Again I deeply apologize but I am posting this on as many internet communities I frequent in order to hopefully get as much info as humanly possible on the subject.
I'm a severely visually impaired, legally blind illustrator/artist and I was just diagnosed with eye pressure of 28 in my one good eye...am I screwed for life? Surgery isn't an option due to my condition, it could permanently damage my eyes.
So guys, this is going to be an odd one, I'm not a medical expert or nothing but the long and short of it is, I was born with severe congenital cataract in '83, so bad that the only way for it to be removed was for my natural lenses in my eyes to be removed or at least that the best they could do in Serbia, I was born and live in Europe, in Macedonia. I had another surgery in Russia when I was 6 on my left eye which fixed my eye up enough for me to function much much better, still 90% legally blind alright, but it's better than nothin!

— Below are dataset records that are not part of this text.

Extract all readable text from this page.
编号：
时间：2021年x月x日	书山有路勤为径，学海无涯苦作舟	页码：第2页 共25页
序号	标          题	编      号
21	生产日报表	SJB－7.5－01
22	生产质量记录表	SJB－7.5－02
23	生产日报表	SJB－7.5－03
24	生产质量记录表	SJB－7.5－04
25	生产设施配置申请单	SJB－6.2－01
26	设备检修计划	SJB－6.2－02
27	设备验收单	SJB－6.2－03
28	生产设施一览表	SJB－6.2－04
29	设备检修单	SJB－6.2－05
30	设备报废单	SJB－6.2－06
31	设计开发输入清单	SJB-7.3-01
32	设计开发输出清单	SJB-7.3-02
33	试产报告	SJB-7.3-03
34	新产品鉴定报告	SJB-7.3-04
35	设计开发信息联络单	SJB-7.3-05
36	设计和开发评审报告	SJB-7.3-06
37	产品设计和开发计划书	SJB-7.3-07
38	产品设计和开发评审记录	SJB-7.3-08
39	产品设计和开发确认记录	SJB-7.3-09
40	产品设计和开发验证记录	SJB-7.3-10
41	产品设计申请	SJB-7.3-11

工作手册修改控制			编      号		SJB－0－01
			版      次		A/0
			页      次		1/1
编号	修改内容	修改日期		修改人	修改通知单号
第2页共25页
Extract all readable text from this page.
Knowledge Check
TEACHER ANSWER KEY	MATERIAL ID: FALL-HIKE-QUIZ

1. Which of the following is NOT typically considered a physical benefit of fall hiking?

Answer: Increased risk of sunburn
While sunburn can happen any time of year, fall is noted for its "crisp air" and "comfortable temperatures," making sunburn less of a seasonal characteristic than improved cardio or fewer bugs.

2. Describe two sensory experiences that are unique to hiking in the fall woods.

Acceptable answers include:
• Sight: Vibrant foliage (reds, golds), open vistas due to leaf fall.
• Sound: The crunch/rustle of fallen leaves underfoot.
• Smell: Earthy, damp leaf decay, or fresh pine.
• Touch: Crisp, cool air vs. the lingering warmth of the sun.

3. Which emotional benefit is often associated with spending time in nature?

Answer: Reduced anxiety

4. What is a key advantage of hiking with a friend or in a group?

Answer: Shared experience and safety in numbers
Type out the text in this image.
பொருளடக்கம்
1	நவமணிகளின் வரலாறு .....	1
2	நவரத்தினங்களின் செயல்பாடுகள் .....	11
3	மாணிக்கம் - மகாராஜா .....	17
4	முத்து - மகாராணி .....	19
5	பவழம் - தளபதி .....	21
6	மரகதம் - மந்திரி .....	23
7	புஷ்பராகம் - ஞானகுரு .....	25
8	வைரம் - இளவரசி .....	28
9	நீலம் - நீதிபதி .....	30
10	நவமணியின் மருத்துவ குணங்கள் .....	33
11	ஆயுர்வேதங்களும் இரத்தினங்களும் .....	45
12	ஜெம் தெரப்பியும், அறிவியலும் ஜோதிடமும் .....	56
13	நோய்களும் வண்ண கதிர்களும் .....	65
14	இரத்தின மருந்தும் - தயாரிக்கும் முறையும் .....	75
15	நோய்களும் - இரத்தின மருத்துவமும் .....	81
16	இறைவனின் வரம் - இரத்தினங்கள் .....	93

For the first 8 months of my life I was 100% blind which resulted in me developing face blindness, prosopagnosia however once I was able to see after my surgery I immediately took to learning colors and by one I started drawing and at the age of two I got into video games

Here is SOME of my art just to give you an idea of what I do:
http://shinigamikiba.deviantart.com/gallery/
To understand how I see things, check out one of my video game reviews where in the beginning I briefly touch upon the subject:
https://youtu.be/0NxYZLplZJw?t=86
Because of my condition which I'm not educated enough in the field to properly explain, I was told at pretty much every eye clinic and hospital I went to that any and all surgical intervention on my eyes could render me blind, something CAN be done for my right eye but it won't improve my eyesight on that particular eye by much so that's that.
My eyes are too small, they're also apparently totally butchered and severely damaged beyond repair inside, any and all surgical intervention has about 90% of rendering me blind with no way of fixing that.
However, throughout my life I never had eye pressure problems, I check that stuff semi regularly and it's always been good.
Well I went to get new glasses prescribed and lo and behold the doctor said my eye pressure has gone up to 28 which is no good, but he said he wants to see if it improves in a month before prescribing therapy.
I will say this
I love my life more than anything, I enjoy life to the fullest
but if I lose my sight and can't do the things I love so much I don't need life, I was just awarded a full scholarship for my last year of grad school ffs, I work my butt off to advance in my field and do my best. I don't smoke, I don't do drugs, I don't do weed, nothing. I just enjoy life to the fullest and my poor eyesight was never an issue for me, if anything my face blindness caused me more anxiety in life than my poor vision

So I really do need advice on what it is I can do
I understand this condition can be managed but for how long.
Please refrain from posting cliche comments about god not giving us more than we can handle or how I will find something else to enjoy in life if I go blind, I REALLY don't need that stuff right now. Such things never help, they only serve to frustrate me more.
I've never been depressed in my life, I've never felt discouraged from living or anything but if I lose my sight, if I can't draw or play my video games I just don't know what I'd do, my entire life revolves around this and I wouldn't have it any other way. I'm so damn happy with my life, I couldn't have asked for a better life and now this happens

I constantly have new ideas for stories, drawings, characters
I can't let myself go blind now, not when my career is taking off
I need to tell these stories, share these drawings with others, I want to create so much
I have a children's book I wrote and drew I'm re-drawing that is going to be published and a whole bunch of books I have to write and draw, I can't lose that now.